The National Geographic Society has been part of an international effort, in collaboration with the Maecenas Foundation for Ancient Art and the Waitt Institute for Historical Discovery, to authenticate, conserve, and translate a 66-page codex, which contains a text called James (also known as First Apocalypse of James), the Letter of Peter to Philip, a fragment of a text that scholars are provisionally calling Book of Allogenes, and the only known surviving copy of the Gospel of Judas.
The Gospel of Judas gives a different view of the relationship between Jesus and Judas, offering new insights into the disciple who betrayed Jesus.
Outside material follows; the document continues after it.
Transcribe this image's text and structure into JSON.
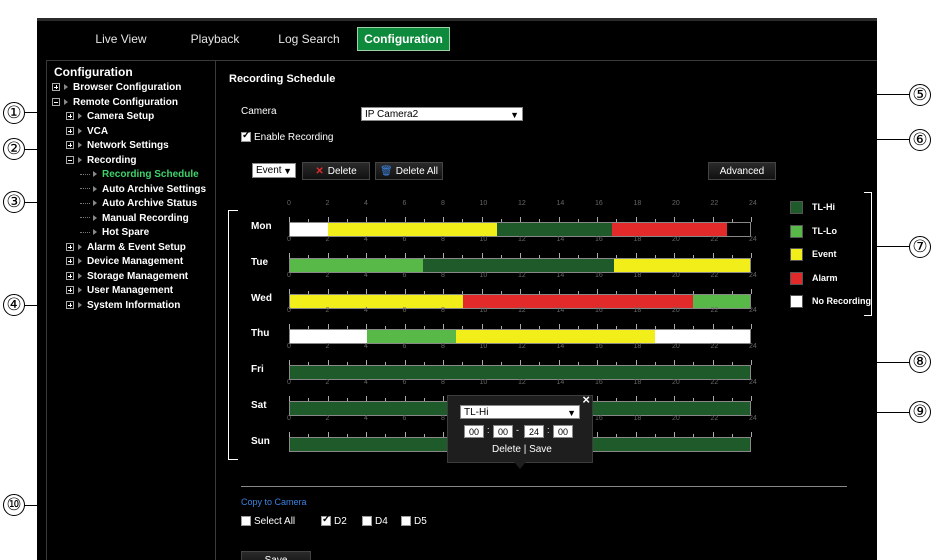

Unlike the accounts in the canonical Gospels of Matthew, Mark, Luke, and John, in which Judas is portrayed as a reviled traitor, this newly discovered Gospel portrays Judas as acting at Jesus' request when he hands Jesus over to the authorities.
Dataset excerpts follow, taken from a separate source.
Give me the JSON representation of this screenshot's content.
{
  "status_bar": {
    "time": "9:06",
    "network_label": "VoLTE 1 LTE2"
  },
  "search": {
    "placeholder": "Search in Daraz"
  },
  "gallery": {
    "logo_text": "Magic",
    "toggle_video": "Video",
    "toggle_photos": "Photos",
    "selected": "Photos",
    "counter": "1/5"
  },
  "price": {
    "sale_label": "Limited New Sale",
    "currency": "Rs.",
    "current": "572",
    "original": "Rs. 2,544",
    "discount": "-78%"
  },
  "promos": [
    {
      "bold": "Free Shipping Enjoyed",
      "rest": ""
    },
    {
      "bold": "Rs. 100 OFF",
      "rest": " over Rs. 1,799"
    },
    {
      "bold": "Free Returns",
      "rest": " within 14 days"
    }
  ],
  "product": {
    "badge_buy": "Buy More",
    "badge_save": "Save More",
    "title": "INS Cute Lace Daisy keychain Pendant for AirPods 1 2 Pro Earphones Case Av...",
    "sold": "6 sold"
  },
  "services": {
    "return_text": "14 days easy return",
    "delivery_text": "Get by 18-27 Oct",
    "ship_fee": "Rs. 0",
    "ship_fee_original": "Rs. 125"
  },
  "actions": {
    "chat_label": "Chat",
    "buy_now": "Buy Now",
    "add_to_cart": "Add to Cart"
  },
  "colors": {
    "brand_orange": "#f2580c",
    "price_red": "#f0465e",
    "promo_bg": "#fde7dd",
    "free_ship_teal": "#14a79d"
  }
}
There will be more about the Gospel of Judas on a television special Sunday night and in the May issue of National Geographic. Judas has been an interesting biblical character to me for the last couple of years partly because I want to understand his motivations; was he selling out Jesus, trying to force Jesus' hand, or as this docuement may say, acting on Jesus' orders. I look forward to finding out more about what the Gospel of Judas.

Comments
I've always felt Judas is the most interesting, and under discussed, disciple. Though more from the point of view of the larger supporting structure of the church then Judas as a character with personal motivations.
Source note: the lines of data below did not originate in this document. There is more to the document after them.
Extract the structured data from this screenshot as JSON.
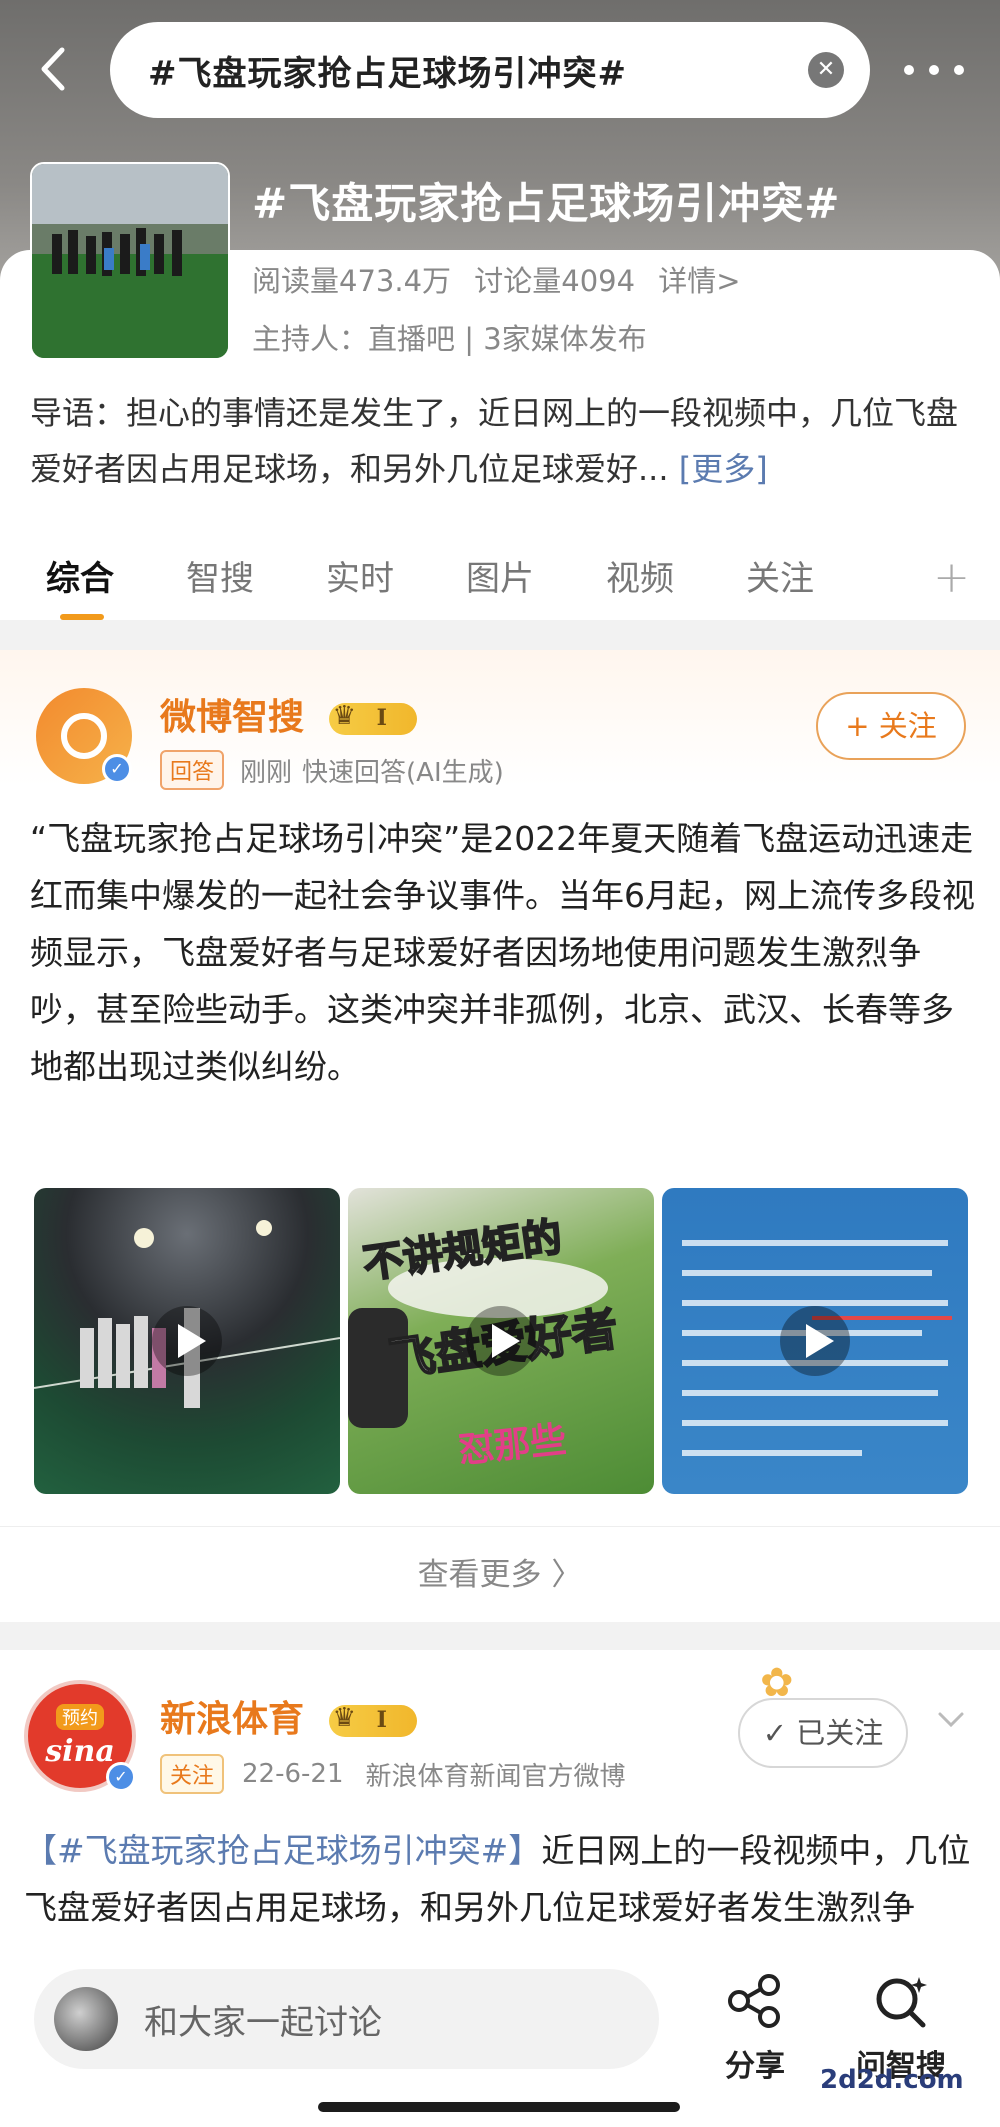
{
  "header": {
    "search_query": "#飞盘玩家抢占足球场引冲突#"
  },
  "topic": {
    "title": "#飞盘玩家抢占足球场引冲突#",
    "reads": "阅读量473.4万",
    "discussions": "讨论量4094",
    "details": "详情>",
    "host": "主持人：直播吧 | 3家媒体发布",
    "intro": "导语：担心的事情还是发生了，近日网上的一段视频中，几位飞盘爱好者因占用足球场，和另外几位足球爱好...",
    "more": "[更多]"
  },
  "tabs": [
    "综合",
    "智搜",
    "实时",
    "图片",
    "视频",
    "关注"
  ],
  "card1": {
    "name": "微博智搜",
    "tag": "回答",
    "time": "刚刚",
    "source": "快速回答(AI生成)",
    "follow": "+ 关注",
    "body": "“飞盘玩家抢占足球场引冲突”是2022年夏天随着飞盘运动迅速走红而集中爆发的一起社会争议事件。当年6月起，网上流传多段视频显示，飞盘爱好者与足球爱好者因场地使用问题发生激烈争吵，甚至险些动手。这类冲突并非孤例，北京、武汉、长春等多地都出现过类似纠纷。",
    "media2_line1": "不讲规矩的",
    "media2_line2": "飞盘爱好者",
    "media2_line3": "怼那些",
    "see_more": "查看更多 〉"
  },
  "card2": {
    "avatar_tag": "预约",
    "avatar_logo": "sina",
    "name": "新浪体育",
    "tag": "关注",
    "date": "22-6-21",
    "source": "新浪体育新闻官方微博",
    "followed": "✓ 已关注",
    "hashtag": "【#飞盘玩家抢占足球场引冲突#】",
    "body": "近日网上的一段视频中，几位飞盘爱好者因占用足球场，和另外几位足球爱好者发生激烈争吵，双方险些动手。这事大家怎么看？"
  },
  "bottom": {
    "discuss": "和大家一起讨论",
    "share": "分享",
    "ask": "问智搜"
  },
  "watermark": "2d2d.com",
  "colors": {
    "accent": "#e8791c",
    "link": "#5b7bb0",
    "tab_indicator": "#f29a1b"
  }
}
I think that's because Judas represents some really hard and defining decisions for how the church interacts with others. Did Judas see heaven for playing his role in the sacrifice of Jesus? Was he evil and God simply used him in the required role to make the sacrifice happen? If the "using a convenient tool of evil" scenario, isn't there some culpability for the failure to help Judas as one of God's children? What if Judas wasn't there to betray Jesus or wouldn't?
I find questions like this get the subject changed amazingly quickly.
Posted by: Aric Czarnowski | April 10, 2006 10:26 AM
Recent pop-culture pieces have played with the ambiguity of Judas' intentions. The Last Temptation of Christ plays with this idea of Judas' betrayal as part of the divine plan. Jesus Christ Superstar takes a view of Judas as one trying to force Jesus hand as a political figure.
I also think it is interesting how Judas gets blacklisted and a place in the bowels of Dante's hell for his betrayal, yet Peter's denial of Jesus is generally excused and he gets the keys to the kingdom.
Not long ago I saw a woodcut of the last supper (in the House of Blues in Orlando, actually) with only eleven disciples depicted, we can only assume it was Judas not present. However in the Luke gospel account, Judas is present for the last supper, implying Judas is not outside grace.
Anyway, I have a lot of the same questions. Thanks for posting yours.